As crianças e a pediatria hoje

António Ascensão terminou a sua actividade profissional simbolicamente, em termos de clínica privada, no dia 1 de Junho de 2003, e para trás ficaram 53 anos de serviço inteiramente dedicado às crianças, mas, no entanto, confessa que continua «a ver as crianças com muito amor» e apesar de «ter pena de já não exercer».

Quanto à pediatria e ao legado que deixou, o ilustre médico-pediatra Ascensão confessa que já não se sente actualizado mas considera que o seu trabalho «foi continuado» pelos médicos que lhe sucederam em Portalegre e a quem «reconheço mérito e valor», conta.

Apesar da longa e intensa vida de trabalho que teve, António Ascensão garante que «não mudava nada e fazia tudo como fiz», acrescentando que «valeu a pena ter tirado o curso de medicina e ter-me feito pediatra», diz emocionado.
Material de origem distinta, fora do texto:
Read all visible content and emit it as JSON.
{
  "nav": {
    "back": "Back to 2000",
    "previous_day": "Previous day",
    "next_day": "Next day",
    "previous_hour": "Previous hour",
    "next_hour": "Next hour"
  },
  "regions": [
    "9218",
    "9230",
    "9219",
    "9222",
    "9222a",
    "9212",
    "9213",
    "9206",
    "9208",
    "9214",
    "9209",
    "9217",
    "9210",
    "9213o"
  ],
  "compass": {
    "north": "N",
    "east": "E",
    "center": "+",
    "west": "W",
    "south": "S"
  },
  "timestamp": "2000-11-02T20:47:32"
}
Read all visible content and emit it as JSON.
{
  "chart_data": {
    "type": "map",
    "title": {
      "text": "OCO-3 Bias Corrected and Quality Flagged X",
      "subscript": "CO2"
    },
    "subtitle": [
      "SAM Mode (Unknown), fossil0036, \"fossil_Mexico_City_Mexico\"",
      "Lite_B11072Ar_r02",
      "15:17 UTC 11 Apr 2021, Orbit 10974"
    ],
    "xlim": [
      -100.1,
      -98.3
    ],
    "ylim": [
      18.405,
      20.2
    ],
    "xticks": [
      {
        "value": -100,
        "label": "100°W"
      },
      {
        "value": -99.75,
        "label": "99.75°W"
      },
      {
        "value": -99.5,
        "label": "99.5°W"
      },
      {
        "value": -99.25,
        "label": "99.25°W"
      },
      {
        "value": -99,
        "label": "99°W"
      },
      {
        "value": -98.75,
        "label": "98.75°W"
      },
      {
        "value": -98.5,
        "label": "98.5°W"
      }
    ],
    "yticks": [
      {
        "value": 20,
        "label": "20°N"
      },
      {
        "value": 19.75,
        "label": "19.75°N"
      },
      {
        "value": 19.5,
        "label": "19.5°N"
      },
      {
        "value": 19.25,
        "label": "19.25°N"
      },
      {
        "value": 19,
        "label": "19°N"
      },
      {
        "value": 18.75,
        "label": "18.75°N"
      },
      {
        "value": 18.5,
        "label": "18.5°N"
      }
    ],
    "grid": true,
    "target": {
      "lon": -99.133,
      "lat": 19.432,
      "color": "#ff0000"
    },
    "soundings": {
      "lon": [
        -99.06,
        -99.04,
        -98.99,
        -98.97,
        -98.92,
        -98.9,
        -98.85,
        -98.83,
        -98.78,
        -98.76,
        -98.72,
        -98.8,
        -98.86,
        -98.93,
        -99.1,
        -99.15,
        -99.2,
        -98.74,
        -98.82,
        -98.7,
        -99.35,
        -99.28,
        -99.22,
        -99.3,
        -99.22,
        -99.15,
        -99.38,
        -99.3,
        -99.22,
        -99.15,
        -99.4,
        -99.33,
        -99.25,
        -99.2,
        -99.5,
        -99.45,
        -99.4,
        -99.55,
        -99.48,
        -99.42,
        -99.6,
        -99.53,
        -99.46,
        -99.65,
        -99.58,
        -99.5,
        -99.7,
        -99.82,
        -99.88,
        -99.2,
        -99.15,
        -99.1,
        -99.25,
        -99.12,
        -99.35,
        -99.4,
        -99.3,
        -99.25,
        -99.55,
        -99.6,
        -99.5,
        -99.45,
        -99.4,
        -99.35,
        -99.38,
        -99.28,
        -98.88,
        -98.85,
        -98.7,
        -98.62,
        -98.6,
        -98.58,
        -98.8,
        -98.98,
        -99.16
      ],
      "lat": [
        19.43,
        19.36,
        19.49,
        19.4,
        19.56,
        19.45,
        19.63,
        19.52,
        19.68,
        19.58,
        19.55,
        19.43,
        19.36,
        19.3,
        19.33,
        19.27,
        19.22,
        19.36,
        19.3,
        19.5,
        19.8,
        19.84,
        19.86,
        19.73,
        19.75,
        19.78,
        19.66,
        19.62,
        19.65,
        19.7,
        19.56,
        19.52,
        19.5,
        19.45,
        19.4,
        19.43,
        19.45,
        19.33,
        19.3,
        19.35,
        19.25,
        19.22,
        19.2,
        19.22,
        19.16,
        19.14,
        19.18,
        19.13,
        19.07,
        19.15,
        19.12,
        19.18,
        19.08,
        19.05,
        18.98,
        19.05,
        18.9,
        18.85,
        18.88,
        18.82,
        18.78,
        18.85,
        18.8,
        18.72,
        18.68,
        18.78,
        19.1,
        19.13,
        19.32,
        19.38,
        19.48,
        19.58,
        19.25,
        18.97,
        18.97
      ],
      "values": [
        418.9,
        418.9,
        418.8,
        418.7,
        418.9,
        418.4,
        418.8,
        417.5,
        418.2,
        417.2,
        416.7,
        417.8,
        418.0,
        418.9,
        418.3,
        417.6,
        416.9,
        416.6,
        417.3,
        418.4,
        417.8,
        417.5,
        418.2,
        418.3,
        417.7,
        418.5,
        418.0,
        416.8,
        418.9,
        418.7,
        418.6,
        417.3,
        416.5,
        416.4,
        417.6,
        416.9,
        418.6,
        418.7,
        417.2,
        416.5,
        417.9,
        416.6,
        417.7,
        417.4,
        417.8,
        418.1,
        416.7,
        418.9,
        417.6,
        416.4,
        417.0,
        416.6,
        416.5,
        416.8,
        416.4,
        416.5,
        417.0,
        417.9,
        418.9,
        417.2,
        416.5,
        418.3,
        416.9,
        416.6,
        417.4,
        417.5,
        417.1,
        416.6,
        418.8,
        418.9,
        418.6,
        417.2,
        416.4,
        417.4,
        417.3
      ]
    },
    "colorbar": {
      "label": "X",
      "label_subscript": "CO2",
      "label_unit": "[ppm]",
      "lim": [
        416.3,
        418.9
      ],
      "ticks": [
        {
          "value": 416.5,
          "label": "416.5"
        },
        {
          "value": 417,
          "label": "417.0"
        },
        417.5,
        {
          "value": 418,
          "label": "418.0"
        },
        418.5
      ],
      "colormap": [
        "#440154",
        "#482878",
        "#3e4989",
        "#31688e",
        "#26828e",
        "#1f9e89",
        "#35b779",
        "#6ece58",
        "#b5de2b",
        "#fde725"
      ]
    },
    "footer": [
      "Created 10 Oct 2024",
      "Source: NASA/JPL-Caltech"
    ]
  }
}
Mesmo depois de ter terminado a sua carreira profissional o Dr. Ascensão continua a ser uma das figuras mais queridas e respeitadas de Portalegre, representando um pedaço de história nobre desta cidade e que temos a oportunidade e orgulho de partilhar com os leitores, deixando um especial agradecimento à sua família e em especial à esposa, Maria José Ascensão, pela colaboração na realização desta entrevista.